Eating what we raised
Raising a lot of our own food and making our own bread was the norm back then. I wanted my wife to have a “Dough Bowl” to use in preparing our homemade bread. We normally made 3 small loaves every week or so. I looked for a handmade wooden bowl that I could afford at local flea markets and estate sales. It was very discouraging when we’d find nothing or even worse when we’d find a high priced bowl that was cracked so bad that it was unusable. I figured I’d never find one I could buy so I started planning on making one myself.

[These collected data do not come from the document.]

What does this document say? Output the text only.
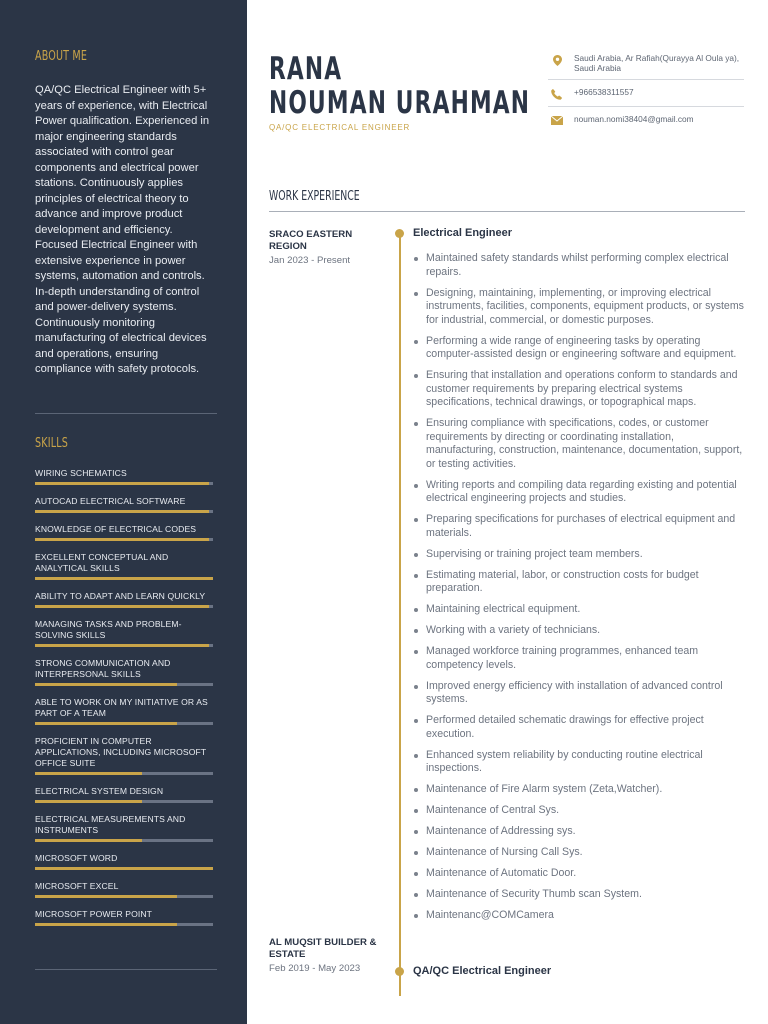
ABOUT ME
QA/QC Electrical Engineer with 5+ years of experience, with Electrical Power qualification. Experienced in major engineering standards associated with control gear components and electrical power stations. Continuously applies principles of electrical theory to advance and improve product development and efficiency. Focused Electrical Engineer with extensive experience in power systems, automation and controls. In-depth understanding of control and power-delivery systems. Continuously monitoring manufacturing of electrical devices and operations, ensuring compliance with safety protocols.
SKILLS
WIRING SCHEMATICS
AUTOCAD ELECTRICAL SOFTWARE
KNOWLEDGE OF ELECTRICAL CODES
EXCELLENT CONCEPTUAL AND ANALYTICAL SKILLS
ABILITY TO ADAPT AND LEARN QUICKLY
MANAGING TASKS AND PROBLEM-SOLVING SKILLS
STRONG COMMUNICATION AND INTERPERSONAL SKILLS
ABLE TO WORK ON MY INITIATIVE OR AS PART OF A TEAM
PROFICIENT IN COMPUTER APPLICATIONS, INCLUDING MICROSOFT OFFICE SUITE
ELECTRICAL SYSTEM DESIGN
ELECTRICAL MEASUREMENTS AND INSTRUMENTS
MICROSOFT WORD
MICROSOFT EXCEL
MICROSOFT POWER POINT
RANA
NOUMAN URAHMAN
QA/QC ELECTRICAL ENGINEER
Saudi Arabia, Ar Rafiah(Qurayya Al Oula ya), Saudi Arabia
+966538311557
nouman.nomi38404@gmail.com
WORK EXPERIENCE
SRACO EASTERN REGION
Jan 2023 - Present
Electrical Engineer
Maintained safety standards whilst performing complex electrical repairs.
Designing, maintaining, implementing, or improving electrical instruments, facilities, components, equipment products, or systems for industrial, commercial, or domestic purposes.
Performing a wide range of engineering tasks by operating computer-assisted design or engineering software and equipment.
Ensuring that installation and operations conform to standards and customer requirements by preparing electrical systems specifications, technical drawings, or topographical maps.
Ensuring compliance with specifications, codes, or customer requirements by directing or coordinating installation, manufacturing, construction, maintenance, documentation, support, or testing activities.
Writing reports and compiling data regarding existing and potential electrical engineering projects and studies.
Preparing specifications for purchases of electrical equipment and materials.
Supervising or training project team members.
Estimating material, labor, or construction costs for budget preparation.
Maintaining electrical equipment.
Working with a variety of technicians.
Managed workforce training programmes, enhanced team competency levels.
Improved energy efficiency with installation of advanced control systems.
Performed detailed schematic drawings for effective project execution.
Enhanced system reliability by conducting routine electrical inspections.
Maintenance of Fire Alarm system (Zeta,Watcher).
Maintenance of Central Sys.
Maintenance of Addressing sys.
Maintenance of Nursing Call Sys.
Maintenance of Automatic Door.
Maintenance of Security Thumb scan System.
Maintenanc@COMCamera
AL MUQSIT BUILDER & ESTATE
Feb 2019 - May 2023	QA/QC Electrical Engineer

Enjoying Sunday Afternoons
On Sunday afternoons we’d sometimes go up to “Mabry’s Mill”. It’s an old water-powered gristmill on the Blue Ridge Parkway near Meadows of Dan, Virginia. There I would play fiddle, mandolin or banjo (all badly) with a group of locals that made music for the folks to dance to 4 or 5 hours each Sunday afternoon. I’ve never considered myself to be an artist but have always had a knack for drawing. I would often draw pictures of some of the folks I saw up at the mill. Most of them were mountain folks that lived in the area and – like us, came to the mill for a low-cost way of enjoying a nice afternoon.
Getting the tool I needed
One of the characters there that I really enjoyed seeing and talking to was “Phipps Bourne” (nicknamed Festus). Phipps was a US Park Service “Ranger” and also the blacksmith at the mill’s blacksmith shop. I gave him a picture I had drawn of him, and wouldn’t let him pay me for it. The next Sunday when we went to the mill he returned the favor by giving me a “hand-adze” which is the tool used to chop out wooden bowls. He had forged it for me at the mill. He knew that I was a “jack-of-all trades and a master of none” and figured that I’d make good use of the tool he made for me.